H. W. Sullivan
1897 - 1922
H. W. Sullivan was founded by Herbert Watson Sullivan (1856-1925) in 1897, in London. The company manufactured precision laboratory equipment.
Herbert Watson Sullivan (1856-1925) apprenticed for three years with Telegraph Construction and Maintenance Company, LTD, starting in 1870. He then joined the Eastern Telegraph Company, where he assisted C. V. de Sauty with duplex telegraph experiments along the 365 NM Lisbon-Gibraltar submarine cable. The underseas cable industry became his working home. He formed his own business, H. W. Sullivan, in London in 1897.
Sullivan saw an opportunity for developing better instrumentation for submarine cable testing and telegraphy. He patented a moving mirror galvanometer, which became widely used.
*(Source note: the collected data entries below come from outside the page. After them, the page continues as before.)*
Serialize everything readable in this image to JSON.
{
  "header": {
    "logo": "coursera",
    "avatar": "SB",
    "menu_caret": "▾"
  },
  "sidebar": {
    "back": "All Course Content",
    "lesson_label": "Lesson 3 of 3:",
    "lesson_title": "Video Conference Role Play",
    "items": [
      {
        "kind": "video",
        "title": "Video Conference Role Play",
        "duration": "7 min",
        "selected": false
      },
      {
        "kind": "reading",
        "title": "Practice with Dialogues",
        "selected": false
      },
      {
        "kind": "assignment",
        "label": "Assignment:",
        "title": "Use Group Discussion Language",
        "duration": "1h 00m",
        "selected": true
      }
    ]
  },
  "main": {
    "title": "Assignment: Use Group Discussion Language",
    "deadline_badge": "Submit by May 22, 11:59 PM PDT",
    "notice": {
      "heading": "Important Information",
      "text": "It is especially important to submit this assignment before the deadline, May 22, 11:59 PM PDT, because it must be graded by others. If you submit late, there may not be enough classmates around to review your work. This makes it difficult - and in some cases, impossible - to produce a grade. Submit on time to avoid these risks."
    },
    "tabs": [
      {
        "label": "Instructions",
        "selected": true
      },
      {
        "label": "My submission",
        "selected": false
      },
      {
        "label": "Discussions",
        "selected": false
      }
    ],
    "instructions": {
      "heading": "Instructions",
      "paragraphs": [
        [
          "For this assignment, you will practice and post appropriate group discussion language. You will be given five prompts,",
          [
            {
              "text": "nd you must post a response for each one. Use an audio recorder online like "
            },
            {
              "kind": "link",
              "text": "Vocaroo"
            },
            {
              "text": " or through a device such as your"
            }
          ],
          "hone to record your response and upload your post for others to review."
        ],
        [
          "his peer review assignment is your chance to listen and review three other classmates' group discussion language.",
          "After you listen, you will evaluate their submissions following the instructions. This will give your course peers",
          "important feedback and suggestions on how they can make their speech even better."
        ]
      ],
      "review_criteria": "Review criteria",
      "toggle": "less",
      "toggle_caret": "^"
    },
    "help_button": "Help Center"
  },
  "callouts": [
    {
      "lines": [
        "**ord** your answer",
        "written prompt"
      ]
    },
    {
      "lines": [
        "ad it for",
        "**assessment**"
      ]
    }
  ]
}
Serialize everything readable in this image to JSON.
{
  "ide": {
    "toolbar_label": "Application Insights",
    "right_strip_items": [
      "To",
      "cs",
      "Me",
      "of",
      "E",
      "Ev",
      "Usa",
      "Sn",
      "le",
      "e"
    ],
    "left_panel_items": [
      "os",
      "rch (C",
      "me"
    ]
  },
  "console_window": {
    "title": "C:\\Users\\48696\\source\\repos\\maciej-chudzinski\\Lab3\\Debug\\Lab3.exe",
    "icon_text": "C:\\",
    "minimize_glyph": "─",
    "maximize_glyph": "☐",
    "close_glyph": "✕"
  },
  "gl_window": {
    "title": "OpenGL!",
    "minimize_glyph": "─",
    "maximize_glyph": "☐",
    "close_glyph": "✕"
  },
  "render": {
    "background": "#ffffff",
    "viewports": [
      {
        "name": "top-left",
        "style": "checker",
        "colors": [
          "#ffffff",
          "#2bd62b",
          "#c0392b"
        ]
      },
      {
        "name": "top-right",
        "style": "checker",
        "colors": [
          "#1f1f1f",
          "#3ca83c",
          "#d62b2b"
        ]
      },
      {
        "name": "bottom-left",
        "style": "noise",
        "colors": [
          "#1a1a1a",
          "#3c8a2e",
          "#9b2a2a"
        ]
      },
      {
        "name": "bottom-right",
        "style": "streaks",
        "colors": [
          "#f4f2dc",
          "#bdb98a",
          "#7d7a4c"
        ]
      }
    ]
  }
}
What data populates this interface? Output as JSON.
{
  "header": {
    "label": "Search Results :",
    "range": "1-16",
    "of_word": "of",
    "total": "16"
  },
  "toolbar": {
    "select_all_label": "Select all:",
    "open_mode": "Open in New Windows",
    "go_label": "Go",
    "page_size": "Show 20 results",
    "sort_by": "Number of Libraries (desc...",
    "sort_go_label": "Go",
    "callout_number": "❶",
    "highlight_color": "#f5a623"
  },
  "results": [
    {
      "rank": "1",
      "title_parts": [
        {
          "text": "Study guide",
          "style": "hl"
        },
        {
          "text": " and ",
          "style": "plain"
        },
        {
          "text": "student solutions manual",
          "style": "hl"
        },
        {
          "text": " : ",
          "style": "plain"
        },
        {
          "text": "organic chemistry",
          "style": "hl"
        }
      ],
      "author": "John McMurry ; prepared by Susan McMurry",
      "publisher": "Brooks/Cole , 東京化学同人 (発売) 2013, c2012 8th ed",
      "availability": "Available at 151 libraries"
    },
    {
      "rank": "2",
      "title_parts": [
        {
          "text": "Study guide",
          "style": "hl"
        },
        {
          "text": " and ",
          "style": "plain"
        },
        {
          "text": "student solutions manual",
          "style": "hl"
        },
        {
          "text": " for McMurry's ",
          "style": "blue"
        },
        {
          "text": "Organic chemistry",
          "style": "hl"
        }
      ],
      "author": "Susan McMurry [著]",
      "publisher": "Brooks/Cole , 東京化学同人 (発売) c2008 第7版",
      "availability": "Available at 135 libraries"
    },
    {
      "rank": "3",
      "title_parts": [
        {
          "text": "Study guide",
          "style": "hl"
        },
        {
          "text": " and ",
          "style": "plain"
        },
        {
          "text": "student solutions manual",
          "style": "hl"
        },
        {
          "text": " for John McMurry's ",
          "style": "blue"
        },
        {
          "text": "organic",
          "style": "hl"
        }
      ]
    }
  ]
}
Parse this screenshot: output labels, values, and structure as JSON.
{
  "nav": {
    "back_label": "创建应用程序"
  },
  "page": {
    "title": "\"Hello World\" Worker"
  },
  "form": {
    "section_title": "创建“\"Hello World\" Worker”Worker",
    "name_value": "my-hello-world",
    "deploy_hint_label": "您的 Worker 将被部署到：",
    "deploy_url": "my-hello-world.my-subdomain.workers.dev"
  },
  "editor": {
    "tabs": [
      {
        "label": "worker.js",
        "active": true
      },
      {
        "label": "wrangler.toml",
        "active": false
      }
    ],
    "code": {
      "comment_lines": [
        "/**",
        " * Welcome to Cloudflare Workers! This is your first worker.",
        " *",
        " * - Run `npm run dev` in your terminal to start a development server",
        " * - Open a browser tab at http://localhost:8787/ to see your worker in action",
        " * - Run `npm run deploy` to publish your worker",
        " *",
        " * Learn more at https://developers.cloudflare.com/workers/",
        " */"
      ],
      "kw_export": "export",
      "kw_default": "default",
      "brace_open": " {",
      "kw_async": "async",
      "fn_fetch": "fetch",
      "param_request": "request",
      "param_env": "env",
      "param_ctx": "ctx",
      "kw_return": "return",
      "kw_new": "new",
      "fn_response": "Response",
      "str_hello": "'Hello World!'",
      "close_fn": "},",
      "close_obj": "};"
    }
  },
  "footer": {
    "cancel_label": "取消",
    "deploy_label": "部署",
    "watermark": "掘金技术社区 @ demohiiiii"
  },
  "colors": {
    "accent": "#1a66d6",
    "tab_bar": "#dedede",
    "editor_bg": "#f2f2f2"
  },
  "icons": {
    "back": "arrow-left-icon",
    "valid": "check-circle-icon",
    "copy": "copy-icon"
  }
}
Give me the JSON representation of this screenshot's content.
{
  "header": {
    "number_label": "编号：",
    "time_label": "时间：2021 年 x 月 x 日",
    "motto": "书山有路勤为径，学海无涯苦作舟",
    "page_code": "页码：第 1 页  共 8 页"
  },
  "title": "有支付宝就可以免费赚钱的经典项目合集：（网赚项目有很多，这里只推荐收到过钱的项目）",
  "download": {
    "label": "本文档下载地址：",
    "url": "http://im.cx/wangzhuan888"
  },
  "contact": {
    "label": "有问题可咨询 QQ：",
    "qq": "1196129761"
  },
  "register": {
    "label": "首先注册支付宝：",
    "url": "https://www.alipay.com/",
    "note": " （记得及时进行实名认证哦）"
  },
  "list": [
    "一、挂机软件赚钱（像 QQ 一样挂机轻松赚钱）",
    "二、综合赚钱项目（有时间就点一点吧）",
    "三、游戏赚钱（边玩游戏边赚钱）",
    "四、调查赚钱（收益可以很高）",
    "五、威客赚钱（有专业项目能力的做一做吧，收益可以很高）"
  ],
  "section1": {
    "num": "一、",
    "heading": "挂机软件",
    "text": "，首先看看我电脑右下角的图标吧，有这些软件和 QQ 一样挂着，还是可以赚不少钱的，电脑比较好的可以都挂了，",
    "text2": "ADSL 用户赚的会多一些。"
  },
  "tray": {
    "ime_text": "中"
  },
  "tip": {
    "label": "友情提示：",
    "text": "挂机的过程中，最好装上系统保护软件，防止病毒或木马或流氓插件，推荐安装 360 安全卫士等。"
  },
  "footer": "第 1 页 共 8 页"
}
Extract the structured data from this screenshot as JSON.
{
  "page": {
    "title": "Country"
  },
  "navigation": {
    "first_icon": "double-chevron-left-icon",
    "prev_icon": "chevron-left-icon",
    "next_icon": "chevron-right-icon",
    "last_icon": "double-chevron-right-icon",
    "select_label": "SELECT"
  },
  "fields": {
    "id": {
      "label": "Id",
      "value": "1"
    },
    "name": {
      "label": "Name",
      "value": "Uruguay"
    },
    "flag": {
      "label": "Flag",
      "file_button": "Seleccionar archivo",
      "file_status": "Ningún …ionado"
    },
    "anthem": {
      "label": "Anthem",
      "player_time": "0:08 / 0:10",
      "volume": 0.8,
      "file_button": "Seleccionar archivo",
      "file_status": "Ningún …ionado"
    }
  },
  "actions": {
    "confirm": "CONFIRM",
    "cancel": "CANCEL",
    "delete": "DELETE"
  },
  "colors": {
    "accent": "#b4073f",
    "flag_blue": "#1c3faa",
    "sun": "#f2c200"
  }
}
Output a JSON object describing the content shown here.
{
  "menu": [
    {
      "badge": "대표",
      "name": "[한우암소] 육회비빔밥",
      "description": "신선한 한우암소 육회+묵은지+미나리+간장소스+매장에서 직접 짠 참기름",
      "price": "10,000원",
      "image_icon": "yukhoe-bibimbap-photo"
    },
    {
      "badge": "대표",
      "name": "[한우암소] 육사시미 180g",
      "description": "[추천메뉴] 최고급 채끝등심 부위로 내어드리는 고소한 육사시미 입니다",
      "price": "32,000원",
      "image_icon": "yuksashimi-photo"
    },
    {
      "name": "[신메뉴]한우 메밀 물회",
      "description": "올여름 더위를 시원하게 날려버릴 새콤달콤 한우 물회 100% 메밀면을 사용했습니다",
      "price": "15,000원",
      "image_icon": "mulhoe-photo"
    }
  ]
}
It was known as "Sullivan's Galvanometer."
In 1922, Sullivan made his business a limited company. (See record for H. W. Sullivan, Ltd.) The firm manufactured precision electrical instruments, such as telegraph signalling equipment, Kelvin bridges, Wheatstone bridges, standard resistors, capacitors, ammeters, dry cell batteries, RF and audio amplifiers (5 and 6 tube), buzzers, chokes, RF tuning units, reactance coils, condensers, grid leaks, resistors, potentiometers, rheostats, headphones, receivers, transformers, and radio telephone transmitters.